第10話 病
頭が痛い。
昨夜何年ぶりかにないたせいか。
大声を出したわけでもない。
ただ、静かに涙が溢れて止まらなかったのだ。
目も腫れている。
朝食に向かう前に顔を洗って、多少腫れは引いたか。
自分が最後だと思って行くと、まだ祥が来ていなかった。
何時もは時間前に来ているのに。
庭師の
間もなくして、バタバタと慌ただしい足音。
「医者を!」
朝のゆったりとした空気が一瞬で緊張した。
直ぐに医者が駆けつけ、朝食どころではなくなった。
主治医によると、病におかされた体を酷使した、疲労のためだと診断された。
しばらく安静にと、きつく注意された。
「六花様申し訳ないのですが、看病をお願いできますか?」
執事の田中さんは柔らかな物腰で、とんでもないことを言い出す。
「私より、六花様の方が良いでしょうから」
その笑顔は有無を言わせない圧があった。
心配ではあったが、少々気まずい思いを抱きつつ、部屋へ行く。
大きなベッドの上に点滴を打たれ、静かに眠っていた。
少しホッとして静かにベッド近くの椅子に座る。
胸が上下するのを見て、さらにホッとした自分がいた。
何をするでもなく顔を見ていると、祥が目を覚ました。
「六花」
祥は名を呼び、笑顔を見せた。
その瞬間、パタパタと自分の手の甲に水滴が落ちた。
六花は自分が泣いていることに驚いていると、祥も驚いたようだった。
その場から去ろうとして祥に手首を捕まれた。
「六花!」
ピタリと動きを止め、溢れる涙を乱暴にぬぐう。
しかし、涙は継次々と溢れて止まらない。
祥に再び名を呼ばれたが、無言で首をふる。
再度呼ばれ、自由な左手で顔を隠すようにして祥へと向き合う。
見られたくなくて、下を向いて無を貫くと、手が離され動く音がした。
両手で頬を優しく包まれ、手をどける。
いつもより、顔色の悪い祥と目が合った。
「心配かけて、ごめん。

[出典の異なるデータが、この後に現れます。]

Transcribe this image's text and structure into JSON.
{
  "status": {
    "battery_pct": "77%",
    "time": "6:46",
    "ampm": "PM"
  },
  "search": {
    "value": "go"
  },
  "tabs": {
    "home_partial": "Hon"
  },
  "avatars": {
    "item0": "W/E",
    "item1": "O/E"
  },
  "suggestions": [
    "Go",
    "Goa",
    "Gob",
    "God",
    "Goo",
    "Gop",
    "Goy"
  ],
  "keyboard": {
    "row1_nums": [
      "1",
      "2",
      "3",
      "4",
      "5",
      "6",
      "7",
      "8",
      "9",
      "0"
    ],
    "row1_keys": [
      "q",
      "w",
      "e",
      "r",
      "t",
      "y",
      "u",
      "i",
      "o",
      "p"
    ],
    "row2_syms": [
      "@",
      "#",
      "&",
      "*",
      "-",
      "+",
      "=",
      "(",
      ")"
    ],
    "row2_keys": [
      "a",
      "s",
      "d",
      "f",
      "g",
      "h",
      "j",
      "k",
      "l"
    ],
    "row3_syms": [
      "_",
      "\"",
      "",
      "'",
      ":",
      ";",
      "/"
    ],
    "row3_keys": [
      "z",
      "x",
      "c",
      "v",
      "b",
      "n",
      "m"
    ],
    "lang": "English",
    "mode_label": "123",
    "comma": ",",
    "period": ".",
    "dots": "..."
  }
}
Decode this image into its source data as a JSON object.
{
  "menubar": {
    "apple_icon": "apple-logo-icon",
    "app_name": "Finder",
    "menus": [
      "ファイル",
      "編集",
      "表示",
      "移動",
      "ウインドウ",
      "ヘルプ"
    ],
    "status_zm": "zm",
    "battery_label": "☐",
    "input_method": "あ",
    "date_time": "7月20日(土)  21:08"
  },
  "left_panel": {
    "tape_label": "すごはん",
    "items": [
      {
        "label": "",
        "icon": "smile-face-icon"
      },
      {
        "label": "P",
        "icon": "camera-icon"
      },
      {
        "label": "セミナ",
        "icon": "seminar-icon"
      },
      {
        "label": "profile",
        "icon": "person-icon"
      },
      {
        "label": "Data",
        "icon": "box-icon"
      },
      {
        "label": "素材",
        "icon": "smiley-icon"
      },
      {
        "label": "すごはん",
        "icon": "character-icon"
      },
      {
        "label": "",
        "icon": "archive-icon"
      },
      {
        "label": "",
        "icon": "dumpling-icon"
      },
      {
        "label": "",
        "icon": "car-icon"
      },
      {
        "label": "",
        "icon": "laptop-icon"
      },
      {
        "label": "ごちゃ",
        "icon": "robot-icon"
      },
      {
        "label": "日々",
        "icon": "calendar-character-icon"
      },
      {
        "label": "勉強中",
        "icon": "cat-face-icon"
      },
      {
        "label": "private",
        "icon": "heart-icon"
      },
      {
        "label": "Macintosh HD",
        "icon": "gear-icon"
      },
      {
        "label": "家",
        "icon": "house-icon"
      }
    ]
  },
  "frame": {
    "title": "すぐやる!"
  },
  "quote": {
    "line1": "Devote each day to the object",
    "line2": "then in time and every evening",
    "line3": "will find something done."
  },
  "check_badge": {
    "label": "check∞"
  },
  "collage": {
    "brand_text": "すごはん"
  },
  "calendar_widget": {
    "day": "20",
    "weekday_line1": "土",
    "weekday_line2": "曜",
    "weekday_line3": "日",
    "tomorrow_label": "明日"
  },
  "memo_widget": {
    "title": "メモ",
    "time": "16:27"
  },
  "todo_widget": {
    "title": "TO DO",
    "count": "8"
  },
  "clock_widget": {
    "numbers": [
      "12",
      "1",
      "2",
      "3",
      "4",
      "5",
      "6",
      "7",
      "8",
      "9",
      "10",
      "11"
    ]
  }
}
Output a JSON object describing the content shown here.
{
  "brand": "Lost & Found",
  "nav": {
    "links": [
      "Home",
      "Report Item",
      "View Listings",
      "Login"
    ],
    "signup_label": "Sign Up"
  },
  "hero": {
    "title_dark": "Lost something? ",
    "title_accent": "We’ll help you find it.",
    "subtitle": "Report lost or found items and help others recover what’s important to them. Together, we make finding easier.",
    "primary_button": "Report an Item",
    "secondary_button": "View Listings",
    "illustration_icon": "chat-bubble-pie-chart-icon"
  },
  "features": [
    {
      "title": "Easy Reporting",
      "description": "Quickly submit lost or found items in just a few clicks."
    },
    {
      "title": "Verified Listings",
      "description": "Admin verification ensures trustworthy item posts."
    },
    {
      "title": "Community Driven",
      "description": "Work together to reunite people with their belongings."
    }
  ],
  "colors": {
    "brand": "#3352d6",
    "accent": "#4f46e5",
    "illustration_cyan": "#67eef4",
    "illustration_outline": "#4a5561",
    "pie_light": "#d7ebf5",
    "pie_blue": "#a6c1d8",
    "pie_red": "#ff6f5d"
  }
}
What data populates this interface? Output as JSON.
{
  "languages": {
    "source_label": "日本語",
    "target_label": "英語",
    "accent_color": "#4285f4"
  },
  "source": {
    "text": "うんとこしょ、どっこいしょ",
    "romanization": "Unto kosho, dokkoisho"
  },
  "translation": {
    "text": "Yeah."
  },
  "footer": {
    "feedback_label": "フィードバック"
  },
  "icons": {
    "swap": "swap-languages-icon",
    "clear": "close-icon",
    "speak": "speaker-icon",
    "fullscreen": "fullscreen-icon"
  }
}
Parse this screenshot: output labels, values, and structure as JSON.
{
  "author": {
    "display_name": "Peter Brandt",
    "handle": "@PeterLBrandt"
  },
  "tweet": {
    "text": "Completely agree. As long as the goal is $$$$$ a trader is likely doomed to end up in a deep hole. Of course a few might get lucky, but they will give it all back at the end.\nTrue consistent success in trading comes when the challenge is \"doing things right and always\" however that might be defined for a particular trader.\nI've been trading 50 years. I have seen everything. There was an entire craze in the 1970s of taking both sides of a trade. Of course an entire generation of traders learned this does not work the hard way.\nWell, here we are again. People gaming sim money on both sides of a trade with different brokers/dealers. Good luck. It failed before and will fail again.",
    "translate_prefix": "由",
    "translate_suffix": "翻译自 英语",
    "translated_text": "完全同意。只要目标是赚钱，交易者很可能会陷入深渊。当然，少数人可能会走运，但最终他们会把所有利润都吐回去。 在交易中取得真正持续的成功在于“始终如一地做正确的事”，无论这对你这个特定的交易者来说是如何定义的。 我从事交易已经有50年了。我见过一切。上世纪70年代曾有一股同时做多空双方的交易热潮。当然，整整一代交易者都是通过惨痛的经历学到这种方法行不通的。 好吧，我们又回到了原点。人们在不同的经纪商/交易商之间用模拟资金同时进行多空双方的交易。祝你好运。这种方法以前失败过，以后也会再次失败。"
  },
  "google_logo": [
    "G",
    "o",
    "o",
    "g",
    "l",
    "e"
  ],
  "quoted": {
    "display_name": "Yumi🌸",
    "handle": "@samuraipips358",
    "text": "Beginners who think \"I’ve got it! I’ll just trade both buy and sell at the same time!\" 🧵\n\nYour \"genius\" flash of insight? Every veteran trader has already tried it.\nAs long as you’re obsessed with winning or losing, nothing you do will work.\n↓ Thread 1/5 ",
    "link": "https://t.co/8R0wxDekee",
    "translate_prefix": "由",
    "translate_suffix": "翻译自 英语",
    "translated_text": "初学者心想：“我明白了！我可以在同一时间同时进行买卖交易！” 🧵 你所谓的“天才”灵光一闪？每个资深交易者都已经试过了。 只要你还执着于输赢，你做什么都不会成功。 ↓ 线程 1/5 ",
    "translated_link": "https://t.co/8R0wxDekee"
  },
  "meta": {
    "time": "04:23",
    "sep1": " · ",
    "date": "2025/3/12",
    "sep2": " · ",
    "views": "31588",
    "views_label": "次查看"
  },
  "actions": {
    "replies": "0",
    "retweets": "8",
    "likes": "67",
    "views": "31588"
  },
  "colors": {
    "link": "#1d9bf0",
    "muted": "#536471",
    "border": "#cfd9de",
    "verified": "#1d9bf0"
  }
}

泣くなよ」
苦笑しながら涙をぬぐってくれる。
そんな仕草が更に涙を誘発する。
思い出した感情が溢れ、顔をくしゃくしゃにして泣いた。
「ごめんて、俺六花の笑顔が見たい。それだけで病に勝てるんだよ」
優しい言葉に涙は更に溢れる。
「…わ、笑いかた…っ知らない」
ずっと力んで生きてきた。
笑う必要もなかった。
だから、皆が羨ましかった。
「こうやって、口の端を上げてごらん」
祥が六花の口を指でなぞり、笑顔の作り方を教える。
流れる涙で泣き笑いのようになっていた。
「ほら、拭いて」
少し涙が収まると、鼻水が出てしまう。
これじゃどっちが看病しているのかわからないと、タオルで顔を拭きながら祥が笑っている。
その時、無意識ではあったが六花は一瞬だけ微かに笑ったのだった。